Elaine Smith Writes

Anything She Wants

A Thespian Thursday

Twisting your tongue into tangles

A little something for the actors in the group or teachers or anyone who has to do any public speaking.

Any time you have to get up in front of people and talk, it is a good idea to wake up your tongue. A little “Peter Piper,” a little “woodchuck chucking wood” in advance and your performance will be better.

(I saw Rachel Maddow the other day. I love Rachel Maddow–but on this particular day, she’d skipped the warm-up, I think.)

Avoid the stumbles and fumbles. Try a few tongue twisters. Say each one 3 times fast, and you’ll be ready for anything.

Alice asks for axes

Bad black bran bread

Betty Bocker bought some butter, but she said “This butter’s bitter!
If I put it in my batter, it will make my batter bitter!”
So she bought some better butter and she put it in her batter
And it made her bitter batter better.

The big black bug bit the big black bear and the big black bear bled blood

Bluebeard’s blue bluebird

Bland Bea Blinks Back

Cinnamon Aluminium Linoleum

Cheap sheep soup

Friendly fleas and huffy fruitflies

A fat-free fruit float

Greek grapes

Gig-whip

The hare’s ear heard ere the hair heeded

Ike ships ice chips in ice chips ships

June sheep sleep soundly

Keenity cleaning copper kettles

Lemon lime liniment

Much mashed mushrooms

Norse myths

Nine nice night nymphs

Awful old ollie oils oily autos

Under the mother otter uttered the other otter

A pack of pesky pixies

Poor pure Pierre

The queen coined quick clipped quips

Red leather yellow leather

Rigid rugged rubber baby buggy bumpers

Round and round the rugged rocks the ragged rascals ran their rural races

Strange strategic statistics

The sea ceaseth seething

Six sick shorn sheep

The sixth Sheik’s sixth sheep’s sick

Such a shapeless sash

The swan swam over the swell, swim swan swim
The swan swam back again, well swum swan

A ghost’s sheets would soon shrink in such suds

Thrash the thickset thug

Three free through trains

Tea for the thin twin tinsmith

What a to do to die today, at a minute or two to two.
A distinctly difficult thing to say, but harder still to do.
For they’ll beat a tattoo at twenty to two
With a rat-a-tattoo at two
And the dragon will come when he hears the drum
At a minute or two to two today, at a minute or two to two.
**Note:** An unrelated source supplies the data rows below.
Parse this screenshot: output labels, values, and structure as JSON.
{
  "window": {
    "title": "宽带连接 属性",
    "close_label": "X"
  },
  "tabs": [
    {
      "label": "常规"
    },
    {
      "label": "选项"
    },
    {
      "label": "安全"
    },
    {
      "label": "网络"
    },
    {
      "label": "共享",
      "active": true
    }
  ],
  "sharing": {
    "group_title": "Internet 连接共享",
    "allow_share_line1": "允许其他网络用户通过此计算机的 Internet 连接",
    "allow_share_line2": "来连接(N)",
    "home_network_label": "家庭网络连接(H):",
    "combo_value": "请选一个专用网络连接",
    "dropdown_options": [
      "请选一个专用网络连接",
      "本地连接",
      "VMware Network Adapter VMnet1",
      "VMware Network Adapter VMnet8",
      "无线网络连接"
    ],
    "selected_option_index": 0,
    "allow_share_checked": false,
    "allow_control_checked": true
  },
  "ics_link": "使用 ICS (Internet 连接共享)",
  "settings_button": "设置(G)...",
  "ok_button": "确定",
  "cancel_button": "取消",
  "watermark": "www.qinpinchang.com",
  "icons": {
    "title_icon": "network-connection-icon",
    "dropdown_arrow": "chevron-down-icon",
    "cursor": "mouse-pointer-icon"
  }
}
You know New York, you need New York, you know you need unique New York

Valuable valley villas

Real wristwatch straps

War weary warriors

Ex disk jockey

Local yokel jokes

Zithers slither slowly south

Trip over your tongue a lot?  I bet, if you did, you laughed–and that’s another benefit.  Laughter wakes up your diaphragm.  Your voice will have more support.

There you go.  All warmed up now? Knock ’em dead.


Most of these came from my work with the American Globe Theatre and Pulse Ensemble Theatre–but I’ve checked, and they all seem to be widely available elsewhere on the ‘net, so feel free to use and share.